Others were enthusiastic about the idea, too, but in Knoxville, bet on the developers. Preservationists' dreams clashed with the stylish neighborhood's skyrocketing realty prices. Land along this ridge was selling for several hundred times what it had before the war. Several of the early Fort Sanders homesteaders were former Confederates; it was as if they were determined to conquer with money what they couldn't with artillery. Confederate veteran George Wesley Pickle was one of the first to build within the walls of old Fort Sanders, in 1899. He called his home "Fort Sanders Hall." The old ramparts would have been visible from some of the house's western windows. (Later better known as the Pickle Mansion, it burned this past summer.)
Historian Steve Cotham speculates that the earthworks began to surrender around 1903, when UT professor of mathematics and former Confederate officer W.W. Carson built his handsome brick house on the corner of Clinch and 17th, on a lot that must have called for a leveling of some of the fort. The corner house, now known as the Ronald McDonald House, established this rebel on the crest of this hill more successfully here than Longstreet's men had 40 years earlier.
Within a decade, Laurel and Clinch pushed west past 17th Street, laying claim to the region Rule hoped would be a military park. But when Laurel Ave. went through, it didn't follow the top of the ridge; it dog-legged to the north. Did it deviate from its course to skirt the remains of a fort?
If we can trust James Agee, some part of Fort Sanders was still there in 1916, the setting for his autobiographical novel, A Death In the Family, as an overgrown ruin. Near the end of the novel, Rufus and his uncle Andrew seek solitude in the ruins, "standing at the edge of Fort Sanders and looking out across the waste of briers and embanked clay...."
Agee's description may be our last record of Fort Sanders. Sometime after that, Fort Sanders' last vestiges quietly disappeared.
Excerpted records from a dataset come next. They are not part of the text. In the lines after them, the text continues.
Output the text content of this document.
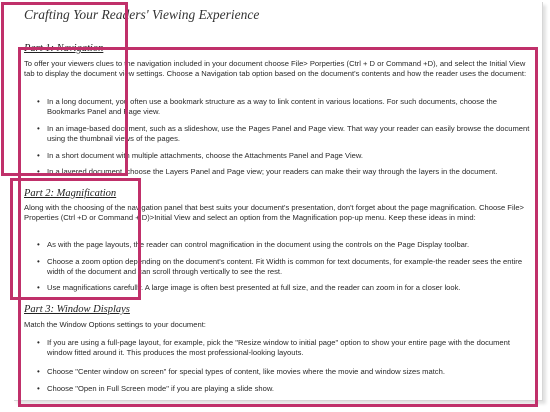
Crafting Your Readers' Viewing Experience
Part 1: Navigation
To offer your viewers clues to the navigation included in your document choose File> Porperties (Ctrl + D or Command +D), and select the Initial View tab to display the document view settings. Choose a Navigation tab option based on the document's contents and how the reader uses the document:
• In a long document, you often use a bookmark structure as a way to link content in various locations. For such documents, choose the Bookmarks Panel and Page view.
• In an image-based document, such as a slideshow, use the Pages Panel and Page view. That way your reader can easily browse the document using the thumbnail views of the pages.
• In a short document with multiple attachments, choose the Attachments Panel and Page View.
• In a layered document, choose the Layers Panel and Page view; your readers can make their way through the layers in the document.
Part 2: Magnification
Along with the choosing of the navigation panel that best suits your document's presentation, don't forget about the page magnification. Choose File> Properties (Ctrl +D or Command + D)>Initial View and select an option from the Magnification pop-up menu. Keep these ideas in mind:
• As with the page layouts, the reader can control magnification in the document using the controls on the Page Display toolbar.
• Choose a zoom option depending on the document's content. Fit Width is common for text documents, for example-the reader sees the entire width of the document and can scroll through vertically to see the rest.
• Use magnifications carefully. A large image is often best presented at full size, and the reader can zoom in for a closer look.
Part 3: Window Displays
Match the Window Options settings to your document:
• If you are using a full-page layout, for example, pick the "Resize window to initial page" option to show your entire page with the document window fitted around it. This produces the most professional-looking layouts.
• Choose "Center window on screen" for special types of content, like movies where the movie and window sizes match.
• Choose "Open in Full Screen mode" if you are playing a slide show.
If any newspaper ran an article about Fort Sanders' final capitulation, it escaped the encyclopedic files at the McClung Collection.
Ironically, Fort Sanders, the phrase, gained currency only as Fort Sanders, the fort, vanishedespecially after the 1920 establishment of Fort Sanders Hospital, a block or two west of the old ramparts. Fort Sanders Manor, a good-sized apartment building, went up within the fort's boundaries in 1922. West End became better known as Fort Sanders 30 or 40 years after that.
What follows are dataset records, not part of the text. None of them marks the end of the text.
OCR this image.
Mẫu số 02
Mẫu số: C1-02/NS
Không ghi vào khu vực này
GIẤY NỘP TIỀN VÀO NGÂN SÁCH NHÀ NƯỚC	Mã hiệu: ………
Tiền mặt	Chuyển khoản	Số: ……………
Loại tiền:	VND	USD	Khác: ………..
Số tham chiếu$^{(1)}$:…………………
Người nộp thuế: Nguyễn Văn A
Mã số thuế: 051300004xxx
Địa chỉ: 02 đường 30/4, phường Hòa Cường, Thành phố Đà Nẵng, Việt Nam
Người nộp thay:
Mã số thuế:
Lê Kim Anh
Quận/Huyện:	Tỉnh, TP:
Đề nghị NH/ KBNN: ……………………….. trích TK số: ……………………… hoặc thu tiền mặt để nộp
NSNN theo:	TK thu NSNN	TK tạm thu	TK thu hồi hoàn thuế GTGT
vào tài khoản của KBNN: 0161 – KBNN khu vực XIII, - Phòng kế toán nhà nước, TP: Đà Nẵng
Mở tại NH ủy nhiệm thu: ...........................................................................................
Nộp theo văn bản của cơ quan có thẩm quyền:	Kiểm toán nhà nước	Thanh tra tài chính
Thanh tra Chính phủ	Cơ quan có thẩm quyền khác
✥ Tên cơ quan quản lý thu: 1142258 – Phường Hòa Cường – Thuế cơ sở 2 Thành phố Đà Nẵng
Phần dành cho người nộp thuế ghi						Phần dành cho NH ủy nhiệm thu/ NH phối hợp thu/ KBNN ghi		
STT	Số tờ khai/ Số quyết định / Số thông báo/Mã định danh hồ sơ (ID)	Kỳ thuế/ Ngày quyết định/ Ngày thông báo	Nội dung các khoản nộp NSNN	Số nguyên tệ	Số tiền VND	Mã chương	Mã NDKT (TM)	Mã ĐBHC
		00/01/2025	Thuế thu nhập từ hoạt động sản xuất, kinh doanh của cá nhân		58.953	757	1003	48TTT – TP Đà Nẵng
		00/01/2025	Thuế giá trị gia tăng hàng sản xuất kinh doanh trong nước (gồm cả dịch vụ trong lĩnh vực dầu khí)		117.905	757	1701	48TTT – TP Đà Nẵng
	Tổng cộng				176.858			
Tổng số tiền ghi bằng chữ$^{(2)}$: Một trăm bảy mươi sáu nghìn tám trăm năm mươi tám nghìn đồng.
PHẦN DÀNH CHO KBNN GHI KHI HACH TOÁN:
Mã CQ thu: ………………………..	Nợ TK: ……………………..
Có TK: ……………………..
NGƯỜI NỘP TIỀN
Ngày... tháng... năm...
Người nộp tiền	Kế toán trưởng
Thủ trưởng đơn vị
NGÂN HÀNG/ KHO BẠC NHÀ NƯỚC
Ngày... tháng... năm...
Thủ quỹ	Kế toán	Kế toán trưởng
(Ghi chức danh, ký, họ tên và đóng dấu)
Several elderly Fort-Sanders-area residents don't remember any ruins here. Dr. Digby Seymour, author of the comprehensive history Divided Loyalties and the ranking authority on the Civil War in Knoxville, has explored more-obscure trenchwork all over the region. He grew up in the neighborhood in the 1920s and '30s.
"We didn't know what Fort Sanders was," he says. "I never heard anybody talk about it at all. We always sledded down 17th Street. If it was still there, I would have noticed it."
In this dense, highly developed neighborhood, it's odd that one choice lot on 17th at Laurel remained vacant as late as 1930. That spot is, as close as we can figure, the western rampart of Fort Sanders, the epicenter of the battle.
Martin Hunt, who also grew up near here about the same time Seymour did, remembers it as a weedy lot with small trees. It was unappealing even to kids, and he says they avoided it. He doesn't remember any unusual slopes there.
Sometime in the '30s, the Laurel Avenue Church of Christ built a Sunday School building on the lot. Later, in the early 1970s, Valley Fidelity Bank built a branch there.
By then, Fort Sanders, the fort, was long gone. But Fort Sanders, the name, had never been more popular.